The Prysm team has internally discussed Pectra Retro. Here is a summary of our thoughts
Key Learnings and Observations
- Underestimating complexity of EIP
EIPs can often appear simple at first glance, but their true complexity surfaces more during implementation (Example: **EIP-7549)**. This experience has taught us the importance of evaluating EIPs and client changes with greater care before making decisions on what to include. This also relates to formalizing specs earlier and having ready-testing infra would help avoid delays caused by misevaluation in spec interpretation.
- EIP prioritization did not address community need
Some EIPs accepted in Pectra, in hindsight, did not address the most urgent need today—scaling. Scaling-focused EIPs like PeerDAS should have taken priority over current Pectra EIPs. Every fork may want to have a north-star theme. Reflecting on Pectra, it’s clear how crucial it is to establish a strong and focused theme for each upgrade. Clear thematic goals will help prioritize features and reduce scope creep. Each fork should have a stable scope early in the cycle.
- More streamlined decision making process
Certain decisions during Pectra took longer than necessary. Relying solely on ACD calls slowed progress due to their weekly cadence. We should move towards more frequent, open discussions via breakout rooms and Discord async to keep all stakeholders informed. ACD calls should focus on final decision-making rather than being the primary discussion forum. Meanwhile, having a unified call structure for ACDE and ACDC would improve efficiency.
- Testing limitations
The primary bottleneck to shipping isn’t building—it’s testing. Multiple client implementation combos and limited testing entropies make finding critical consensus bugs late in the stage. EthPandaOps is simply legendary—there’s no other way to put it—but the reality is they can’t support the testing needs of 11 + more client teams. Kurtosis has proven to be a really useful tool for devnet testing. Greater investment in testing infrastructure within client teams is crucial. Early devnets and parallel streams for layer-specific upgrades could help reduce bottlenecks, allowing testing to happen earlier and more frequently.
- Sustaining client development while shipping new features
Balancing research ambitions with practical implementation limits is critical. Client teams not only develop new features but must also maintain code health. Having a known and more visible schedule - planning forks well in advance and locking down the N+1 fork scope when N ships can help reduce the burden on client teams.
Path Forward and Process Improvements
• Incorporate More Community Feedback
Client teams and community members should have stronger avenues for sharing input, with greater transparency in how decisions are made. Anyone that wants to participate in a certain topic can be informed but there exists a deadline, it’s on you if you miss the deadline and didn’t provide your input. Creating a structured dashboard for EIP reviews and feedback could improve the process compared to scattered forum threads. Based on this feedback, as a collective we can better weigh EIP priorities.
• Shift ACD Focus
Use ACD calls for final decisions while encouraging more efficient offline discussions and asynchronous reviews before calls. This will help avoid long presentations and in-depth technical debates during meetings.

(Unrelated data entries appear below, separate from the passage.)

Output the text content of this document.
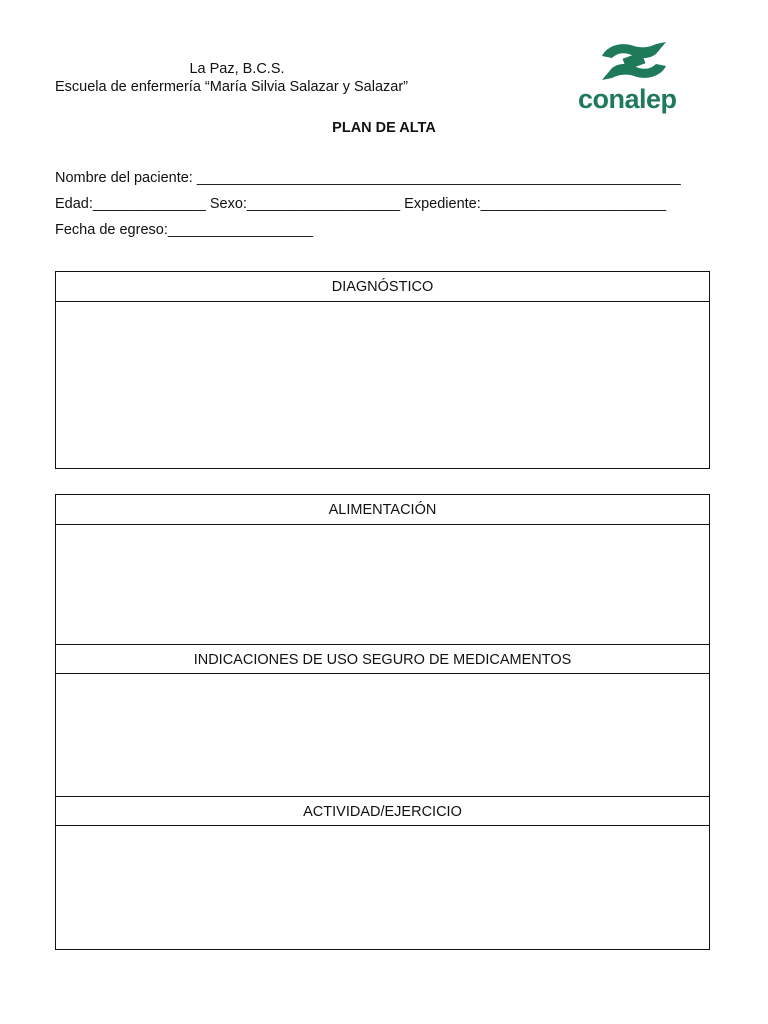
La Paz, B.C.S.
Escuela de enfermería “María Silvia Salazar y Salazar”	conalep
PLAN DE ALTA
Nombre del paciente: ____________________________________________________________
Edad:______________ Sexo:___________________ Expediente:_______________________
Fecha de egreso:__________________
DIAGNÓSTICO
ALIMENTACIÓN
INDICACIONES DE USO SEGURO DE MEDICAMENTOS
ACTIVIDAD/EJERCICIO
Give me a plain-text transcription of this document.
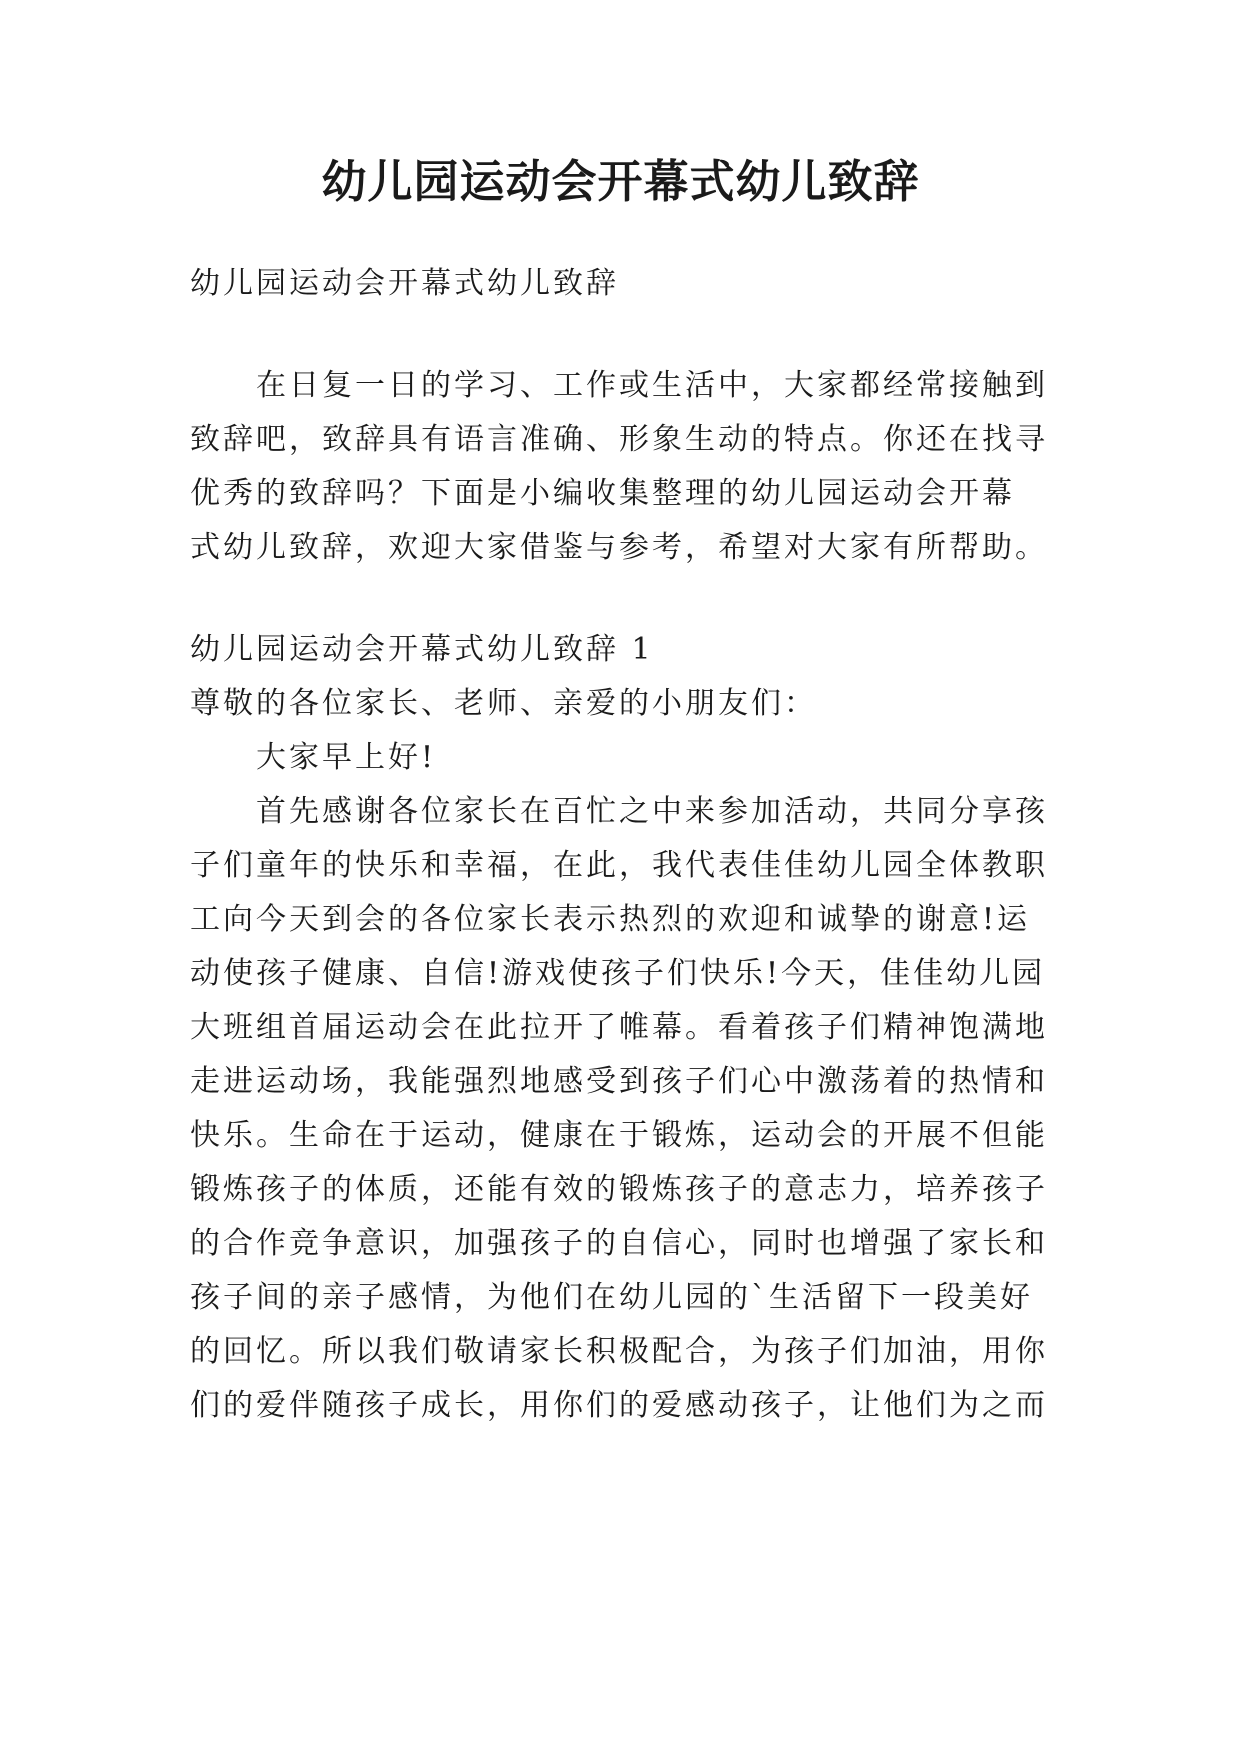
幼儿园运动会开幕式幼儿致辞
幼儿园运动会开幕式幼儿致辞
在日复一日的学习、工作或生活中，大家都经常接触到
致辞吧，致辞具有语言准确、形象生动的特点。你还在找寻
优秀的致辞吗？下面是小编收集整理的幼儿园运动会开幕
式幼儿致辞，欢迎大家借鉴与参考，希望对大家有所帮助。
幼儿园运动会开幕式幼儿致辞 1
尊敬的各位家长、老师、亲爱的小朋友们：
大家早上好!
首先感谢各位家长在百忙之中来参加活动，共同分享孩
子们童年的快乐和幸福，在此，我代表佳佳幼儿园全体教职
工向今天到会的各位家长表示热烈的欢迎和诚挚的谢意!运
动使孩子健康、自信!游戏使孩子们快乐!今天，佳佳幼儿园
大班组首届运动会在此拉开了帷幕。看着孩子们精神饱满地
走进运动场，我能强烈地感受到孩子们心中激荡着的热情和
快乐。生命在于运动，健康在于锻炼，运动会的开展不但能
锻炼孩子的体质，还能有效的锻炼孩子的意志力，培养孩子
的合作竞争意识，加强孩子的自信心，同时也增强了家长和
孩子间的亲子感情，为他们在幼儿园的`生活留下一段美好
的回忆。所以我们敬请家长积极配合，为孩子们加油，用你
们的爱伴随孩子成长，用你们的爱感动孩子，让他们为之而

• Improve Testing Infrastructure
Prioritize expanding testing capacity and recruiting more qualified testers on individual client teams level to reduce bottlenecks. Define clear requirements for EIP inclusion, including passing necessary Hive tests and running interop tests with other clients.
• Smaller and More Frequent Forks
Target a cadence of one hard fork every six months, alternating large feature forks with smaller UX and quality-of-life improvements. This schedule would reduce social pressure on each fork and provide more time for testing complex features.
• Parallel Devnet Strategy
Start devnets for future forks earlier in the process. While testing one fork, begin preparing a rolling devnet for the next fork to explore and spec target EIPs early. This approach would minimize delays caused by late scope discussions.
• Emphasize EIP Champion Responsibility
EIP champions should take on greater responsibility for ensuring the readiness of their specifications with sufficient spec tests, coordinating with testing teams, and justifying how their proposals advance the roadmap or improve network security.